Based on the data, there may be opportunity in the following countries:

* Czech Republic
* United Kingdom
* India

It's worth keeping in mind that because the amount of data from each of these countries is relatively low. Because of this, we should be cautious spending too much money on new marketing campaigns, as the sample size is not large enough to give us high confidence. A better approach would be to run small campaigns in these countries, collecting and analyzing the new customers to make sure that these trends hold with new customers.

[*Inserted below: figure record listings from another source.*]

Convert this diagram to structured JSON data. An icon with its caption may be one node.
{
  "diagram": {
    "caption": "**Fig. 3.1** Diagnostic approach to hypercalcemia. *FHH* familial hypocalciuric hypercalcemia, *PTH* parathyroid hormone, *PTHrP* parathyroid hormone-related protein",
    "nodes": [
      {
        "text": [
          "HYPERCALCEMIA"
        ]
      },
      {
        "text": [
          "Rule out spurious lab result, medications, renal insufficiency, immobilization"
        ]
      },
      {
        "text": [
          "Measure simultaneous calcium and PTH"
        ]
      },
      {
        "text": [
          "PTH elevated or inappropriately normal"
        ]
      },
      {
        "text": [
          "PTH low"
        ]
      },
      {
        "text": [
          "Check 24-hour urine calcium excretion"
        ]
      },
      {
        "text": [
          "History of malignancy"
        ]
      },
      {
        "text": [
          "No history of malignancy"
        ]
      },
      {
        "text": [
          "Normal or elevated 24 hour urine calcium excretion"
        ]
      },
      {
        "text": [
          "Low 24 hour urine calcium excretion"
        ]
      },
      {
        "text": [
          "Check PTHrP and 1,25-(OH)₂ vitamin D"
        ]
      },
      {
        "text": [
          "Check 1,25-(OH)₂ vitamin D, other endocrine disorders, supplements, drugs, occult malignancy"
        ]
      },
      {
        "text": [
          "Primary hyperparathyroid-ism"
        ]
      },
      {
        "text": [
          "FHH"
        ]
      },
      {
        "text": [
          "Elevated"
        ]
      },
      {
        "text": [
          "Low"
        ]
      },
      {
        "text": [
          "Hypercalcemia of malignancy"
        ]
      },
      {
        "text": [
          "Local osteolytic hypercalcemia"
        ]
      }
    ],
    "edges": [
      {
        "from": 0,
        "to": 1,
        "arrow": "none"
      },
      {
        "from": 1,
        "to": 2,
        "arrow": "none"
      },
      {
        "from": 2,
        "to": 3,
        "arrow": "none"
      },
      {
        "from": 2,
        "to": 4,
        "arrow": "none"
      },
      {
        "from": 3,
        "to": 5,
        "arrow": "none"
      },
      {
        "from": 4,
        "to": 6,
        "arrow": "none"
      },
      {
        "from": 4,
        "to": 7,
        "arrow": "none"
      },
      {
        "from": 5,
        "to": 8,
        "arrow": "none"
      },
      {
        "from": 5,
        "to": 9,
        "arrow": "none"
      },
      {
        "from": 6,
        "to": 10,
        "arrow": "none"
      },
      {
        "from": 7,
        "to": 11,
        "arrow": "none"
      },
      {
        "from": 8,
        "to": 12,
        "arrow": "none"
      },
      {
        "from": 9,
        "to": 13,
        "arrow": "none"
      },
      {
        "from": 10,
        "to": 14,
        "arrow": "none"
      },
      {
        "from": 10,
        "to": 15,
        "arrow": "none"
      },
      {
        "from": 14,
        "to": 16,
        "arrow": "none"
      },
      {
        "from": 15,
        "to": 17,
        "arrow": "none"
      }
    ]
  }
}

### Albums vs Individual tracks

In [8]:
%%sql

WITH invoice_first_track AS
    (
     SELECT
         il.invoice_id invoice_id,
         MIN(il.track_id) first_track_id
     FROM invoice_line il
     GROUP BY 1
    )

SELECT
    album_purchase,
    COUNT(invoice_id) number_of_invoices,
    CAST(count(invoice_id) AS FLOAT) / (
                                         SELECT COUNT(*) FROM invoice
                                      ) percent
FROM
    (
    SELECT
        ifs.*,
        CASE
            WHEN
                 (
                  SELECT t.track_id FROM track t
                  WHERE t.album_id = (
                                      SELECT t2.album_id FROM track t2
                                      WHERE t2.track_id = ifs.first_track_id
                                     ) 

                  EXCEPT 

                  SELECT il2.track_id FROM invoice_line il2
                  WHERE il2.invoice_id = ifs.invoice_id
                 ) IS NULL
             AND
                 (
                  SELECT il2.track_id FROM invoice_line il2
                  WHERE il2.invoice_id = ifs.invoice_id

                  EXCEPT 

                  SELECT t.track_id FROM track t
                  WHERE t.album_id = (
                                      SELECT t2.album_id FROM track t2
                                      WHERE t2.track_id = ifs.first_track_id
                                     ) 
                 ) IS NULL
             THEN "yes"
             ELSE "no"
         END AS "album_purchase"
     FROM invoice_first_track ifs
    )
GROUP BY album_purchase;

Done.


album_purchase,number_of_invoices,percent
no,500,0.8143322475570033
yes,114,0.1856677524429967


Album purchases account for 18.6% of purchases. Based on this data, I would recommend against purchasing only select tracks from albums from record companies, since there is potential to lose one fifth of revenue.